Interview. Pour Jean-Marie Cavada, député européen, une Union à deux vitesses pourrait répondre aux préoccupations des Européens. D’un côté l’Europe des politiques régaliennes, de l’autre le marché unique auquel la Suisse pourrait s’associer.

Au sujet du Brexit, Jean-Marie Cavada a des mots très durs contre David Cameron, qu’il accuse d’avoir instrumentalisé le référendum. Mais s’il déplore les dégâts considérables que le scrutin du 23 juin dernier a causés de part et d’autre de la Manche, il veut croire que cette page noire de l’Europe peut être l’occasion d’un sursaut.

David Cameron, Boris Johnson, Nigel Farage, les démissions se multiplient au Royaume-Uni. La classe politique est-elle la première victime du Brexit?

Cette séquence politique est proprement stupéfiante dans l’histoire britannique et européenne. On assiste à la fuite des couards, avec ces débandades en cascade. Le référendum a fait l’effet d’une bombe qui aurait manqué sa cible et dont les effets collatéraux, innombrables, laissent un pays déchiré, entre les villes et les campagnes, les jeunes et les vieux, les riches et les pauvres, l’Ecosse et l’Ulster d’un côté, l’Angleterre de l’autre. Quant aux états-majors politiques, ils sont décimés.

A cause de ce piètre premier ministre qu’a été David Cameron, qui a osé soulever une question essentielle sur l’Union européenne pour servir ses desseins de politicien, les dégâts sont considérables des deux côtés de la Manche. Je vois mal comment ils pourront dépasser leurs divisions sans aller vers des élections générales anticipées. Ces dernières seront peut-être à même de purifier un climat pourri.

Le Brexit est-il inévitable?

Les Britanniques ont voté et leur décision doit avoir des conséquences. Il ne s’agit pas de punir le Royaume-Uni, ni de le mettre en quarantaine. C’est un partenaire économique essentiel. Cependant, l’Europe doit impérativement se protéger pour éviter la contagion. Elle a touché le fond de la piscine et peut maintenant donner un coup de talon pour remonter. Pour cela, elle doit changer en tenant compte des critiques. Car si le Brexit a constitué une surprise, les frustrations et le mécontentement qui l’ont rendu possible minent le Royaume-Uni et même l’ensemble des pays européens depuis de longues années.

Réformer l’UE, en allant vers plus d’intégration?

Les conséquences à tirer vont dans deux directions. Il faut tenir compte de la volonté des peuples européens et leur offrir le choix: un cercle large qui serait le marché unique, un supermarché où le monde entier vient vendre ses produits et acheter les nôtres, ou un cercle étroit qui comprendrait un noyau dur de pays qui veulent poursuivre l’intégration. Les pays qui tiennent absolument à n’avoir de l’UE que le marché unique doivent être entendus et pouvoir le faire, selon leurs vœux. La Grande-Bretagne pourrait être concernée, la Norvège, la Suisse aussi, ainsi que des pays membres de l’UE qui rechignent à abandonner ne serait-ce qu’une part de leur souveraineté.

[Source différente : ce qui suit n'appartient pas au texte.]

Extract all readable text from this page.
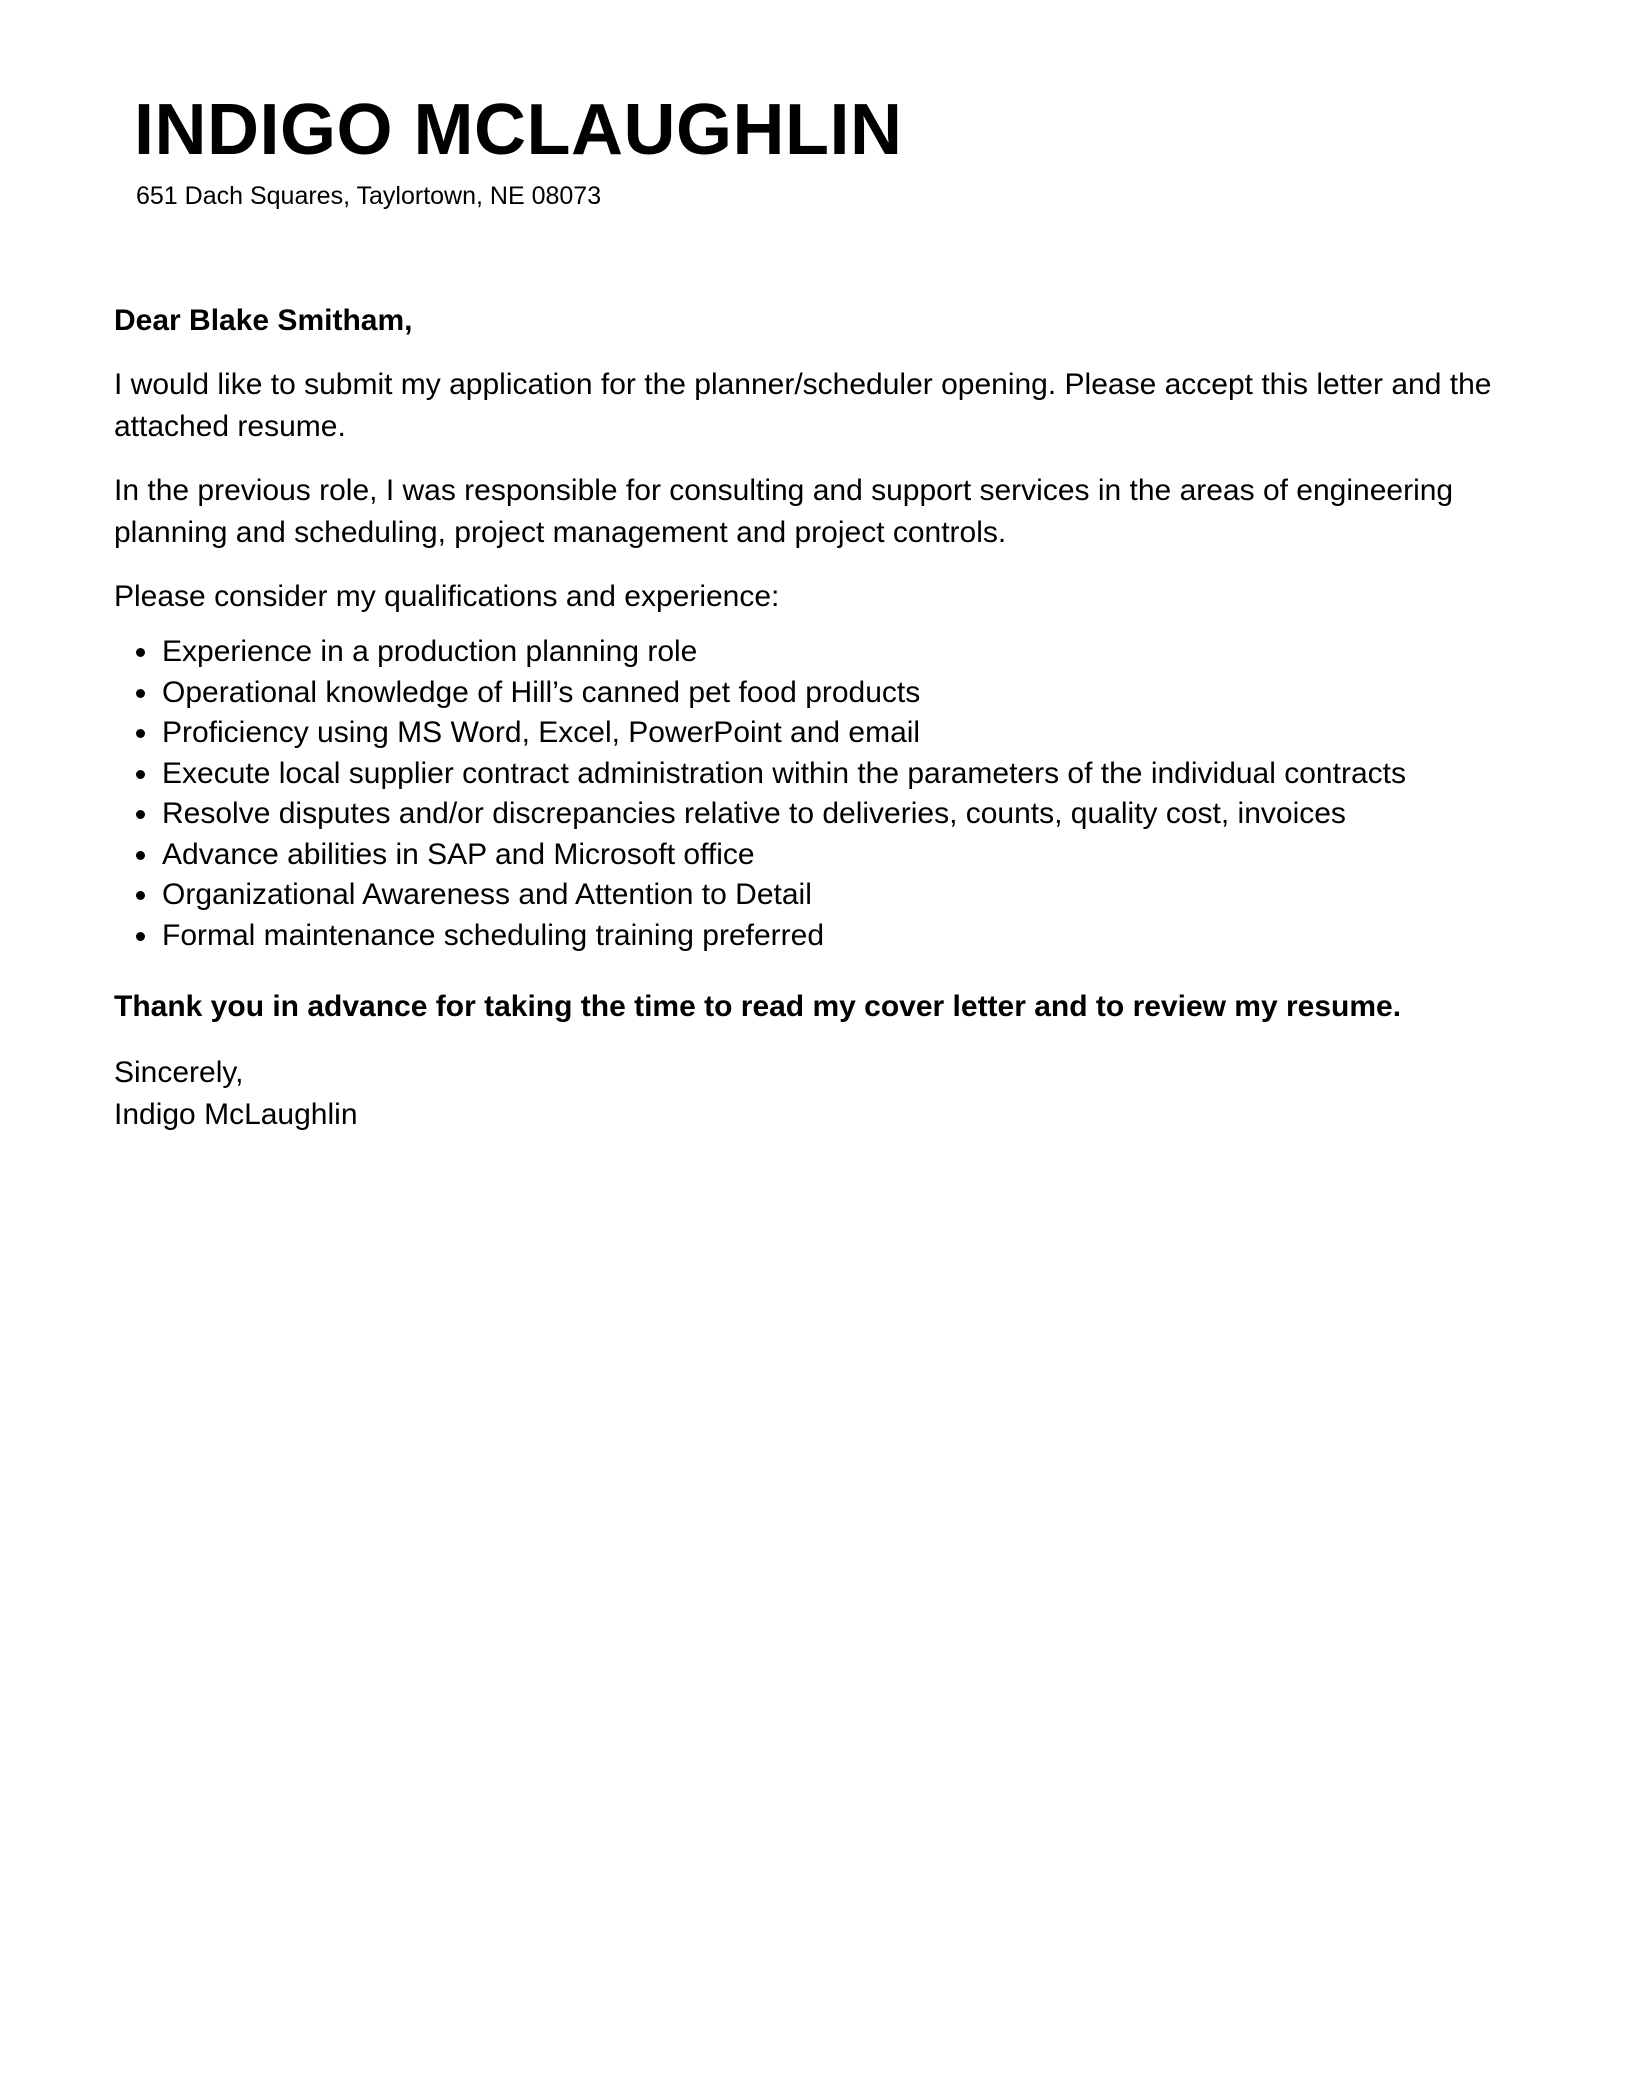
INDIGO MCLAUGHLIN
651 Dach Squares, Taylortown, NE 08073

Dear Blake Smitham,

I would like to submit my application for the planner/scheduler opening. Please accept this letter and the attached resume.

In the previous role, I was responsible for consulting and support services in the areas of engineering planning and scheduling, project management and project controls.

Please consider my qualifications and experience:

Experience in a production planning role
Operational knowledge of Hill’s canned pet food products
Proficiency using MS Word, Excel, PowerPoint and email
Execute local supplier contract administration within the parameters of the individual contracts
Resolve disputes and/or discrepancies relative to deliveries, counts, quality cost, invoices
Advance abilities in SAP and Microsoft office
Organizational Awareness and Attention to Detail
Formal maintenance scheduling training preferred

Thank you in advance for taking the time to read my cover letter and to review my resume.

Sincerely,

Indigo McLaughlin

En quoi consisterait une Europe plus intégrée?

L’UE ne répond pas aux attentes des Européens. Son projet est désormais confus et, surtout, il est mal expliqué. Les citoyens réclament une meilleure protection de la part de leurs autorités nationales respectives: être protégés contre le danger terroriste, contre les risques économiques, contre une immigration massive. Ce sont des demandes légitimes, auxquelles l’UE peut répondre d’autant mieux si elle fait le choix d’une plus grande intégration. Cela implique que les Etats mettent ensemble en œuvre des politiques communes.

Concrètement, quels seraient ces domaines de collaboration renforcée?

Pour la sécurité, il faudrait mieux contrôler les frontières extérieures pour lutter efficacement contre l’entrée illégale dans l’UE. Cela permettrait de maintenir la libre circulation au sein de la zone Schengen. Il faudrait aussi que dans les domaines policiers et judiciaires, l’UE ait des prérogatives supplémentaires pour mieux combattre les réseaux criminels et terroristes internationaux. En ce qui concerne l’immigration, il faudrait mettre en place une vraie politique migratoire pour répondre aux besoins des entreprises. Contrairement à ce qui existe aujourd’hui, elle devrait être claire et assumée.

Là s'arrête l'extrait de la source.